An Arts & Culture All-Candidates Forum will be held in Vancouver on Monday, October 15th

Thus far, Yes Vancouver’s Hector Bremner, Pro Vancouver’s David Chen, Vancouver First’s Fred Harding, independent Mayoral candidates Kennedy Stewart and Shauna Sylvester, Coalition Vancouver’s Wai Young, and the Green Party’s extraordinary, must-elect candidate Pete Fry will be present for the forum. At this time, the NPA have confirmed their participation, but have not provided the name of their party’s representative to the forum.

Vancouver Mayoral Forums & Townhalls

Eleven days before the election, there’s this Mayoral forum …
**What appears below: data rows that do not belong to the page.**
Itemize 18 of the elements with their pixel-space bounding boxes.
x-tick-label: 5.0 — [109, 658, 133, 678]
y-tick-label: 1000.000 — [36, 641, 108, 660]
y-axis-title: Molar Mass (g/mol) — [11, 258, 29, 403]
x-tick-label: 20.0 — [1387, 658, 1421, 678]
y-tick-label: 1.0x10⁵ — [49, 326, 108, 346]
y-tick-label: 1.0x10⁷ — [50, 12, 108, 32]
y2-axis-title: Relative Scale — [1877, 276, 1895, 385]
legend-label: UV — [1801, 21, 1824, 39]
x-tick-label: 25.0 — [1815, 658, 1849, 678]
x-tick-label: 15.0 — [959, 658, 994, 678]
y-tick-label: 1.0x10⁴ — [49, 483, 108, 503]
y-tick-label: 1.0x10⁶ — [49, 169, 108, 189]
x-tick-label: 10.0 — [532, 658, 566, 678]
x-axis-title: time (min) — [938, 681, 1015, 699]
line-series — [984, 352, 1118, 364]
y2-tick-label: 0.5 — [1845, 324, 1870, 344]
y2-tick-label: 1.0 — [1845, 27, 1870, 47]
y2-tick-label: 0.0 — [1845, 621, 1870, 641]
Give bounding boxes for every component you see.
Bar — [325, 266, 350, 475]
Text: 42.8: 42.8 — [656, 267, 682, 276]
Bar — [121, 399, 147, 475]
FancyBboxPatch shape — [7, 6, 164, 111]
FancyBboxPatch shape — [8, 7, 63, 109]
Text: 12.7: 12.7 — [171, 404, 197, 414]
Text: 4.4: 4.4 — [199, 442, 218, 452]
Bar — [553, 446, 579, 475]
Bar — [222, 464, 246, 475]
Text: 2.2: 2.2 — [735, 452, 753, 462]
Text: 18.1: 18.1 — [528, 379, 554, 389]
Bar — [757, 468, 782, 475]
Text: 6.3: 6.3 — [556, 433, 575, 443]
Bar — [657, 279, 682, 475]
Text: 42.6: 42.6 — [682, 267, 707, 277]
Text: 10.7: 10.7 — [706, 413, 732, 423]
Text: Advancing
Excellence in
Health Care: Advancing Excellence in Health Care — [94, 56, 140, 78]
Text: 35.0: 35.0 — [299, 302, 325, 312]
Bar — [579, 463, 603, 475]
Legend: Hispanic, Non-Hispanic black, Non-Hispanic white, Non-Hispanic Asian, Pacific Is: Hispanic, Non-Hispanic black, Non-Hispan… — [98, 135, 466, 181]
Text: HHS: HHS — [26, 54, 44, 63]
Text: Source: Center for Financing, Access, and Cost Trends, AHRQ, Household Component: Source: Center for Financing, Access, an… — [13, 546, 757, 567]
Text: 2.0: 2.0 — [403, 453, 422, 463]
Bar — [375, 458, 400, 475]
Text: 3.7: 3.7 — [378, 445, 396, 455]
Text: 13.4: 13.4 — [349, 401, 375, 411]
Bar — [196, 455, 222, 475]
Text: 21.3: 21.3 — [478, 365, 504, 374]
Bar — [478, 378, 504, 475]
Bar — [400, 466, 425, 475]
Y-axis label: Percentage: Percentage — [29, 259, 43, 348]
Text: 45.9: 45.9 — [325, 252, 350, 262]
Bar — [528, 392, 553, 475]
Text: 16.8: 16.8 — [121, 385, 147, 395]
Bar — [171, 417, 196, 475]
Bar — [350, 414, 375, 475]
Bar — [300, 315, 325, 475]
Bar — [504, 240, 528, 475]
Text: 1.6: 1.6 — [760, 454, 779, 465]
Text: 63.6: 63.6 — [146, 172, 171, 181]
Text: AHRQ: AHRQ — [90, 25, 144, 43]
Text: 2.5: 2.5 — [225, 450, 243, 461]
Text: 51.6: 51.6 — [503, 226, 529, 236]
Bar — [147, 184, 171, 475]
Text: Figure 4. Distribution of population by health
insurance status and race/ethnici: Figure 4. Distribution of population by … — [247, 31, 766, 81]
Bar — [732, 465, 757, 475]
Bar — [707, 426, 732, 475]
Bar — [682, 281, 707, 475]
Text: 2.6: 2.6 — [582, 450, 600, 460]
West End Mayoral Forum, Tuesday, October 9th, St. Andrew's-Wesley United Church, 1022 Nelson Street

And has long proved to be the case, and generally the best-attended of the Mayoral debates (seating capacity at Christ Church Cathedral, which is generally packed to the rafters, is 600 but they packed in 850 eager voters in 2014). Come on, come all to the can’t miss Cathedral Mayoral Debate

The 2018 Cathedral Vancouver Mayoral Debate, at Christ Church Cathedral, Sunday October 14th at 1pm

Vancouver City Council All-Candidates Forums
And on a very busy night when the definitive School Board and Park Board meetings are set to take place, among a raft of other all candidate meetings, there’s this Mayoral and City Council meeting planned …

Creekside Mayoral and City Council All Candidates Meeting

If you’re aware of other all-candidates debates for those running for a position on Vancouver City Council, please write to us at … VSB DPAC All Candidates Forum, Thursday, October 4th,

Vancouver Park Board All-Candidates Forums

Park Board All-Candidates Forum, October 4th 2018 | VanDusen Botanical Garden

On Wednesday, October 3, from 6 – 10pm, truck on over to The Hall at Sunset Community Centre, 6810 Main Street, to meet the candidates who want your vote to become one of the seven commissioners for the Vancouver Board of Parks and Recreation.
Or, as above, Wednesday, October 3rd, from 7:30 to 9:30pm, visit the Trout Lake Community Centre, 3360 Victoria Drive, to meet the candidates running for Park Board, who will be present with Council candidates. Hear their views and / or ask them questions at this All Candidates Meeting.